Une partie, un fragment (une mutilation) qui finit par incarner une totalité, devient un tout, œuvre à part entière. La main de la Victoire de Samothrace. Une hypothèse lyrique personnelle sur la genèse du Peine del viento (Peigne du vent) d’Eduardo Chillida, qui s’est dessinée dans mon esprit lors de la lecture d’une conversation entre l’artiste et Martin de Ugalde. Une main qui caresse le vent, comme un peigne, et effleure la mer.
–EC. : (…) Un jour, soudainement, que j’arrivais au Louvre et je passais par les salles égyptiennes afin de monter ensuite à celles dédiées à la peinture par les escaliers où est la Victoire de Samothrace, je me trouvais vers les salles à droite où se trouvent les fresques de la Renaissance et, en passant, je suis tombé tout d’un coup sur une vitrine dans laquelle il y avait une main mutilée qui venait d’apparaître, que je n’avais jamais vu parce que c’était une pièce nouvelle, là-bas ils disaient qu’elle avait été découverte récemment et qu’on croyait qu’elle appartenait à la Victoire de Samothrace… Je suis resté paralysé, parce que ça c’était la Grèce, n’est-ce pas ? C’était une rencontre inattendue avec la Grèce et en plus les mains m’intéressent beaucoup, comme tu sais, je dessine beaucoup la main ; ainsi, je me rendis compte, en ce moment, que la Grèce n’était plus dangereuse, comme elle l’avait été pour moi, qu’elle n’avait plus ce pouvoir, dans le mauvais sens du terme, sur moi, de me dérouter, parce que j’étais très consolidé dans ma ligne fondamentale… Je me rendis compte de ça quand je vis cette main et j’eus en plus l’impression que le grec pouvait en cette étape, à la place de me soustraire, m’apporter des choses…
–MdU : Seulement à travers de cette main.
–EC : Seulement à travers de cette main. Ensuite, je retournais à l’hôtel, je rencontrais Pili (sa femme n.d.t) et je lui dis : hé, j’ai vu ça, viens voir cette merveille… (extrait de Hablando con Chillida de Martin de Ugalde, la traduction est la mienne).
Una parte, un frammento (una mutilazione) che finisce per incarnare una totalità, diventa un tutto, opera a sè. Un’ipotesi lirica personale sulla genesi del Peine del viento (Pettine del vento) di Eduardo Chillida che si è disegnata nella mia mente durante la lettura di una conversazione tra l’autore e Martin de Ugalde. Una mano che accarezza il vento, come un pettine, e sfiora il mare.
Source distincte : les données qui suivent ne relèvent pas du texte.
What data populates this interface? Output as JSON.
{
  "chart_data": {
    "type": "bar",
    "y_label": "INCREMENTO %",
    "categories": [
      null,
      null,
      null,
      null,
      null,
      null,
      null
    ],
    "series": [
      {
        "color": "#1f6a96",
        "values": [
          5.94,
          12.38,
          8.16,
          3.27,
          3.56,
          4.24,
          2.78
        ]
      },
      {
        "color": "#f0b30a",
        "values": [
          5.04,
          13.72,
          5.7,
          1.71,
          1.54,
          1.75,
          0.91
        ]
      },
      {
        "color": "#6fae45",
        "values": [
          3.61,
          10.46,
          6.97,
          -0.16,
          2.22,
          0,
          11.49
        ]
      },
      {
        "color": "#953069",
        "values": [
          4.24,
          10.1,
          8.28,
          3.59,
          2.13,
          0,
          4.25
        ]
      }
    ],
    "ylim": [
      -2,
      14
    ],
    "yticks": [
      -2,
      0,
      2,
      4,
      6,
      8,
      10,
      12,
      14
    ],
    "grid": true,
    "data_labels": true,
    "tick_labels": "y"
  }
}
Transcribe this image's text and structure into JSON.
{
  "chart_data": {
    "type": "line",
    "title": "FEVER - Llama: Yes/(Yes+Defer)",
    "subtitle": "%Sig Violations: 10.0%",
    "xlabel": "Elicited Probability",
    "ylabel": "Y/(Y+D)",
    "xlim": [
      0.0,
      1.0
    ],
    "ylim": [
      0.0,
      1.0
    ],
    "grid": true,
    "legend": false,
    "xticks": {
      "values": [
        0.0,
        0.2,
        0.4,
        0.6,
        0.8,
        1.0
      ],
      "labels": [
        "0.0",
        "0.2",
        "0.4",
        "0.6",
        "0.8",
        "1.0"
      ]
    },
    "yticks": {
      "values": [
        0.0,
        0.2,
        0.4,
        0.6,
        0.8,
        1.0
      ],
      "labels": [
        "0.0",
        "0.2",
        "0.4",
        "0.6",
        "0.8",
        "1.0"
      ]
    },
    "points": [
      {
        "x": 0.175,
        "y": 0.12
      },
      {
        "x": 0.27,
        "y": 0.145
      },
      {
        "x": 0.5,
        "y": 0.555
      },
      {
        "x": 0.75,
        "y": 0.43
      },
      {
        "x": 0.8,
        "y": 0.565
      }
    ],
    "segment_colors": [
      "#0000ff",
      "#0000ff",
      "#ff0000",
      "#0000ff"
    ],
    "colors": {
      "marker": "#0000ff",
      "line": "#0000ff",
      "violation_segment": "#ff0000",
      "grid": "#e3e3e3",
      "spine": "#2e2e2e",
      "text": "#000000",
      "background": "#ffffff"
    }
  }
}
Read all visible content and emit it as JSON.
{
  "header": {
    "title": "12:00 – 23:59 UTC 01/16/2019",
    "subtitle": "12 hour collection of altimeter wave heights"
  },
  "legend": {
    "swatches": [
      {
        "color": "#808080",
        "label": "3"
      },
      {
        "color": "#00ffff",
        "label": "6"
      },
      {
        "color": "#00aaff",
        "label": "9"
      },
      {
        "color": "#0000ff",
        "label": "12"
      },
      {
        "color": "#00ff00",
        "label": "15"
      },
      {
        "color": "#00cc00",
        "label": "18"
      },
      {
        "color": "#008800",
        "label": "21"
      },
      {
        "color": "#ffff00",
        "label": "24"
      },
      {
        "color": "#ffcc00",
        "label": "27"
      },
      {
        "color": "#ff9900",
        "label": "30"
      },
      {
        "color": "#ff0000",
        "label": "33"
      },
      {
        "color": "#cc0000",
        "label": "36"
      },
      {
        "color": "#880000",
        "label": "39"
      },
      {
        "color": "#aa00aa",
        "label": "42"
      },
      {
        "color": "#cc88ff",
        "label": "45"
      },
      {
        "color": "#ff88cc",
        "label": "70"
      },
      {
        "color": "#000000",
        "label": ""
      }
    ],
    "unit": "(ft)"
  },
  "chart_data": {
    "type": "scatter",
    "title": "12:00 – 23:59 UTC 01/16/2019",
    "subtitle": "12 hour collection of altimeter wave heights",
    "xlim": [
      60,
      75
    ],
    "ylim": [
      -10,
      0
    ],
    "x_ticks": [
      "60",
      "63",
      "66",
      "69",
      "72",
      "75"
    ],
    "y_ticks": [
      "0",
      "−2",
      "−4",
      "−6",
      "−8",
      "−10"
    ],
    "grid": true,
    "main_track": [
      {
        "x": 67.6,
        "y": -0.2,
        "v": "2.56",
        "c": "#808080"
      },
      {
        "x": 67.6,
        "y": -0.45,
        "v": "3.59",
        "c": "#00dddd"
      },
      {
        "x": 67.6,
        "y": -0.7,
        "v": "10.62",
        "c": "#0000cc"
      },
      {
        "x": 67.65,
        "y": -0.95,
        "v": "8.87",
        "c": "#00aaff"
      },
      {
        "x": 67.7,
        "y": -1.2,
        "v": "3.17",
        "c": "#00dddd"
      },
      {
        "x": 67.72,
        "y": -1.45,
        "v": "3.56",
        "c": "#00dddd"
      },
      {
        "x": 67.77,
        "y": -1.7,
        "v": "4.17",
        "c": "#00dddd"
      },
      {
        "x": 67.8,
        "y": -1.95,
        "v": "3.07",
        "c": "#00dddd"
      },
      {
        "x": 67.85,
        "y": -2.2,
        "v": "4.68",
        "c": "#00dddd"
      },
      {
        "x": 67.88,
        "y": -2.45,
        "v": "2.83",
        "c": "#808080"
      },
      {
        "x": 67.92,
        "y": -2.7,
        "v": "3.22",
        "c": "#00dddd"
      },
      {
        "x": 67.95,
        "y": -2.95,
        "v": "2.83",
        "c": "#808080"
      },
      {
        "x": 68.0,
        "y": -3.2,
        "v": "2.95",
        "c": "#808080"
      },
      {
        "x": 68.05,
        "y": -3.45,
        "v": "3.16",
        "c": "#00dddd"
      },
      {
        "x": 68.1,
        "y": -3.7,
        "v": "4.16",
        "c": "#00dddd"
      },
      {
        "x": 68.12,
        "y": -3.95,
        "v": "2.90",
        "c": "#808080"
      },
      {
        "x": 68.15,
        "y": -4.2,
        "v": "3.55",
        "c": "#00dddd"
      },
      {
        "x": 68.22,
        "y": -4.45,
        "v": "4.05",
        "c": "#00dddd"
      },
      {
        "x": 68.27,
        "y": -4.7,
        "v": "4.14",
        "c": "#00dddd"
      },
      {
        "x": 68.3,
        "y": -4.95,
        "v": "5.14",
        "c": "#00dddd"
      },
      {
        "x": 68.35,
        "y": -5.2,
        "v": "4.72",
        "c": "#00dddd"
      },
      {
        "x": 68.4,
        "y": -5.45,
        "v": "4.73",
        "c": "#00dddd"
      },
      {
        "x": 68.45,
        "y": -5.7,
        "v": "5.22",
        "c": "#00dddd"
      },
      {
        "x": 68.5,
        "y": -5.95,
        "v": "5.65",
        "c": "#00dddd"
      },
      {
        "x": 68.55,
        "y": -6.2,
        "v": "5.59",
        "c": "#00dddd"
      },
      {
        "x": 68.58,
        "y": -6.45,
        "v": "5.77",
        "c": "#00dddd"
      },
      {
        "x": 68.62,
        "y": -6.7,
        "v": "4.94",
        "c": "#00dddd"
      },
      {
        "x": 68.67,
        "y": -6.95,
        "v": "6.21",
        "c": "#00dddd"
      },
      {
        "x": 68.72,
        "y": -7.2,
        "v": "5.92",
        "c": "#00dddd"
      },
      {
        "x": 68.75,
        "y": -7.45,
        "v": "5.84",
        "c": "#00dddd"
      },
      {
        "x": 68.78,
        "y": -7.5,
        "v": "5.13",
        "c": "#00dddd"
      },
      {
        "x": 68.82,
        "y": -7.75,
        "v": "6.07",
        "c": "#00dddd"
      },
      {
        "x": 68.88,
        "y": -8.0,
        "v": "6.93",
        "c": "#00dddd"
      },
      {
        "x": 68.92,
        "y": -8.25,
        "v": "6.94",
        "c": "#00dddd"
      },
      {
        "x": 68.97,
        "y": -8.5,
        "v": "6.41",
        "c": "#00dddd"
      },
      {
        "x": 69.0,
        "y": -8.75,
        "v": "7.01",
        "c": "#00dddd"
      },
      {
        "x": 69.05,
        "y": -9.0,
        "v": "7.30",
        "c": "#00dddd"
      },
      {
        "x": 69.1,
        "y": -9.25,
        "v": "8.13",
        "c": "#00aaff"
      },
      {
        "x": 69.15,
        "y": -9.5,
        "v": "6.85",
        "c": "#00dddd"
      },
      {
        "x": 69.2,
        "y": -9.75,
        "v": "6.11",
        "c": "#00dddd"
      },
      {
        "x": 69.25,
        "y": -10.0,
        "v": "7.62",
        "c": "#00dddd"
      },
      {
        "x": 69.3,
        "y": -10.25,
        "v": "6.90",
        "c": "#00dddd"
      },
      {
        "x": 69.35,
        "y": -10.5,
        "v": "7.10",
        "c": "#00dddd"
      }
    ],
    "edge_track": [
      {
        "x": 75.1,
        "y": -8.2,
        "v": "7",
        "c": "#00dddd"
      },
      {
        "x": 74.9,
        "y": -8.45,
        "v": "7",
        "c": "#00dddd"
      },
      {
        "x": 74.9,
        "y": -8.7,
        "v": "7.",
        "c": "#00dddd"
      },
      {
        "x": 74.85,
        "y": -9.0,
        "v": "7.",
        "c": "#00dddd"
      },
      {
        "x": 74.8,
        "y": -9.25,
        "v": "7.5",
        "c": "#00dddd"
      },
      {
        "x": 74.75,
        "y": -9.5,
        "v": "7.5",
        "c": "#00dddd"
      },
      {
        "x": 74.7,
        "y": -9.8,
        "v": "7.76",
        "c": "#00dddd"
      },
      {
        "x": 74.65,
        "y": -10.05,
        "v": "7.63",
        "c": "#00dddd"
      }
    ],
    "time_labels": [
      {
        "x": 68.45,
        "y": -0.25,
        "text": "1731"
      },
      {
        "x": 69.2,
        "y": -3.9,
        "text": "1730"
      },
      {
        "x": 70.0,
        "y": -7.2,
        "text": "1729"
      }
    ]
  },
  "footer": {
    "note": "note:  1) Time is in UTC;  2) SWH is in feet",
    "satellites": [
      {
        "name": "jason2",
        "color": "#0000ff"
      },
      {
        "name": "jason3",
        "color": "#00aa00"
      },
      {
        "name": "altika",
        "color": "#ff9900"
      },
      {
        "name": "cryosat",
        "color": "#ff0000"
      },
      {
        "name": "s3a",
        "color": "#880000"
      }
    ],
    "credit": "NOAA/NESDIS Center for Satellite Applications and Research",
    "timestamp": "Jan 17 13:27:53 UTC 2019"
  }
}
–EC: (…) Un giorno, all’improvviso, arrivavo al Louvre e passavo per le sale egiziane per salire poi a quelle della pittura per le scale dove c’è la Vittoria di Samotracia, mi misi verso le sale a destra, dove si trovano gli affreschi del Rinascimento e, passando, mi sono imbattuto in una vetrina in cui c’era mano mutilata, appena apparsa, che non avevo mai visto perché era un reperto nuovo, lì dicevano che era stata scoperta recentemente e che credevano fosse della Vittoria di Samotracia… Rimasi paralizzato, perché questo era la Grecia, no? Era un incontro inatteso con la Grecia e, per di più, le mani mi interessano molto, come sai, disegno molto la mano; così, mi resi conto, in quel momento, che la Grecia non mi era più pericolosa, come lo era stata, che non aveva più potere su di me, nel senso cattivo della parola, di farmi deviare, perché ero consolidato sulla mia linea fondamentale… Mi resi conto di questo quando vidi questa mano ed ebbi l’impressione che il greco in questa tappa poteva non più sottrarmi ma apportarmi delle cose…
–MdU: Solo attraverso questa mano.
–EC: Solamente attraverso questa mano. In seguito, sono tornato all’hotel, vi incontrai Pili (sua moglie n.d.t) e le dissi: hey, ho visto questo, vieni a vedere questa meraviglia… (estratto da Hablando con Chillida di Martin de Ugalde, traduzione mia).